Applied Organometallic Chemistry, 2024 (SCI-Expanded) identifier

  • Yayın Türü: Makale / Tam Makale
  • Basım Tarihi: 2024
  • Doi Numarası: 10.1002/aoc.7860
  • Dergi Adı: Applied Organometallic Chemistry
  • Derginin Tarandığı İndeksler: Science Citation Index Expanded (SCI-EXPANDED), Scopus, Academic Search Premier, Aerospace Database, BIOSIS, Chemical Abstracts Core, Chimica, Communication Abstracts, Compendex, Metadex, DIALNET, Civil Engineering Abstracts
  • Anahtar Kelimeler: Antiproliferative activity, DNA/BSA interactions, molecular docking, Ni (II) complexes, Schiff base
  • Bursa Uludağ Üniversitesi Adresli: Evet

Özet

Novel bioactive ternary nickel (II) complexes, [Ni(5BrSal-Phe)(phen)] (1) and [Ni(5BrSal-Tyr)(phen)] (2) (5BrSal-Tyr: Schiff base derived from 5-bromosalicylaldehyde and L-tyrosine, 5BrSal-Phe: Schiff base derived from 5-bromosalicylaldehyde and L-phenylalanine, phen: 1,10-phenanthroline), have been synthesized and characterized by electronic absorption spectroscopy, CHN, FTIR, ESI-MS and X-ray crystallography techniques. Interaction of the complexes with biomolecules (calf thymus DNA (CT-DNA) and bovine serum albumin (BSA)) has been investigated by electronic absorption and fluorescence spectroscopy. The results show that the complexes can bind to CT-DNA via a minor groove binding mode. Moreover, the fluorescence quenching mechanism between the complexes and BSA is a static quenching process.

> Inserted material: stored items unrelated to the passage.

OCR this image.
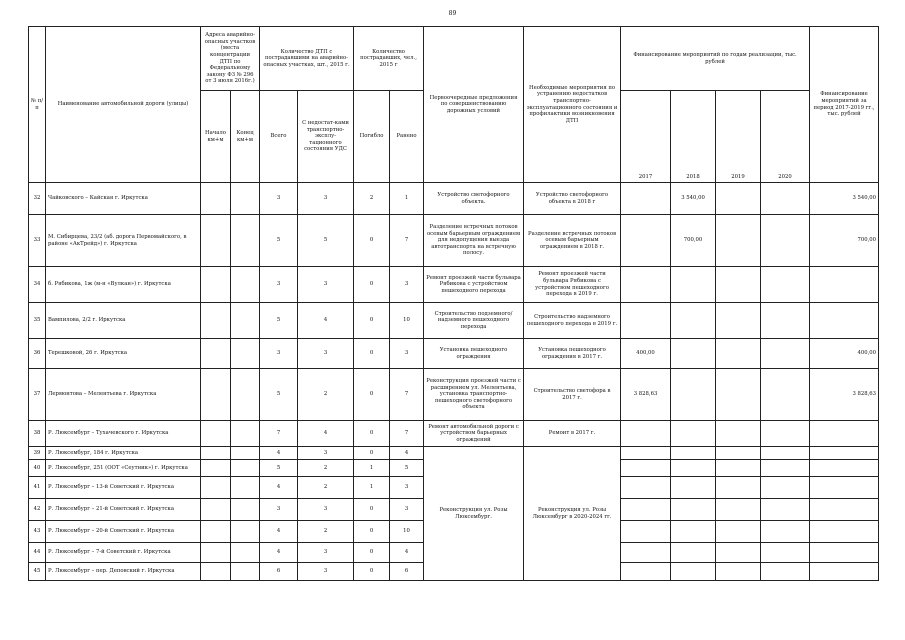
89
№ п/п	Наименование автомобильной дороги (улицы)	Адреса аварийно-опасных участков (места концентрации ДТП по Федеральному закону ФЗ № 296 от 3 июля 2016г.)		Количество ДТП с пострадавшими на аварийно-опасных участках, шт., 2015 г.		Количество пострадавших, чел., 2015 г		Первоочередные предложения по совершенствованию дорожных условий	Необходимые мероприятия по устранению недостатков транспортно-эксплуатационного состояния и профилактики возникновения ДТП	Финансирование мероприятий по годам реализации, тыс. рублей				Финансирование мероприятий за период 2017-2019 гг., тыс. рублей
		Начало км+м	Конец км+м	Всего	С недостат-ками транспортно-эксплу-тационного состояния УДС	Погибло	Ранено			2017	2018	2019	2020	
32	Чайковского – Кайская г. Иркутска			3	3	2	1	Устройство светофорного объекта.	Устройство светофорного объекта в 2018 г		3 540,00			3 540,00
33	М. Сибирцева, 23/2 (аб. дорога Первомайского, в районе «АкТрейд») г. Иркутска			5	5	0	7	Разделение встречных потоков осевым барьерным ограждением для недопущения выезда автотранспорта на встречную полосу.	Разделение встречных потоков осевым барьерным ограждением в 2018 г.		700,00			700,00
34	б. Рябикова, 1ж (м-н «Вулкан») г. Иркутска			3	3	0	3	Ремонт проезжей части бульвара Рябикова с устройством пешеходного перехода	Ремонт проезжей части бульвара Рябикова с устройством пешеходного перехода в 2019 г.					
35	Вампилова, 2/2 г. Иркутска			5	4	0	10	Строительство подземного/надземного пешеходного перехода	Строительство надземного пешеходного перехода в 2019 г.					
36	Терешковой, 26 г. Иркутска			3	3	0	3	Установка пешеходного ограждения	Установка пешеходного ограждения в 2017 г.	400,00				400,00
37	Лермонтова – Мелентьева г. Иркутска			5	2	0	7	Реконструкция проезжей части с расширением ул. Мелентьева, установка транспортно-пешеходного светофорного объекта	Строительство светофора в 2017 г.	3 828,63				3 828,63
38	Р. Люксембург – Тухачевского г. Иркутска			7	4	0	7	Ремонт автомобильной дороги с устройством барьерных ограждений	Ремонт в 2017 г.					
39	Р. Люксембург, 184 г. Иркутска			4	3	0	4	Реконструкция ул. Розы Люксембург.	Реконструкция ул. Розы Люксембург в 2020-2024 гг.					
40	Р. Люксембург, 251 (ООТ «Сеутник») г. Иркутска			5	2	1	5							
41	Р. Люксембург – 13-й Советский г. Иркутска			4	2	1	3							
42	Р. Люксембург – 21-й Советский г. Иркутска			3	3	0	3							
43	Р. Люксембург – 20-й Советский г. Иркутска			4	2	0	10							
44	Р. Люксембург – 7-й Советский г. Иркутска			4	3	0	4							
45	Р. Люксембург – пер. Деповский г. Иркутска			6	3	0	6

The antiproliferative activities of the complexes against breast cancer cells (MCF-7 and MDA-MB-231) and healthy breast epithelial cells (MCF-10A) were investigated. The complex 2 was found to have promising antiproliferative activity in selected cell line, with lower IC50 values than cisplatin. Molecular docking studies suggest that the complexes may serve as potential chemotherapeutic agents. These complexes have been observed to interact with various targets within cells, including the epidermal growth factor receptor (EGFR), bovine serum albumin (BSA), and B-DNA. Analyses indicate that these interactions are supported not only by conventional hydrogen bonds but also van der Waals forces and π-π interactions. Additionally, determining binding constants and regions enhances our understanding of how the complexes interact with target molecules. The results emphasize the importance of the complexes in cancer therapy by highlighting the necessity of understanding their molecular-level interactions with targets.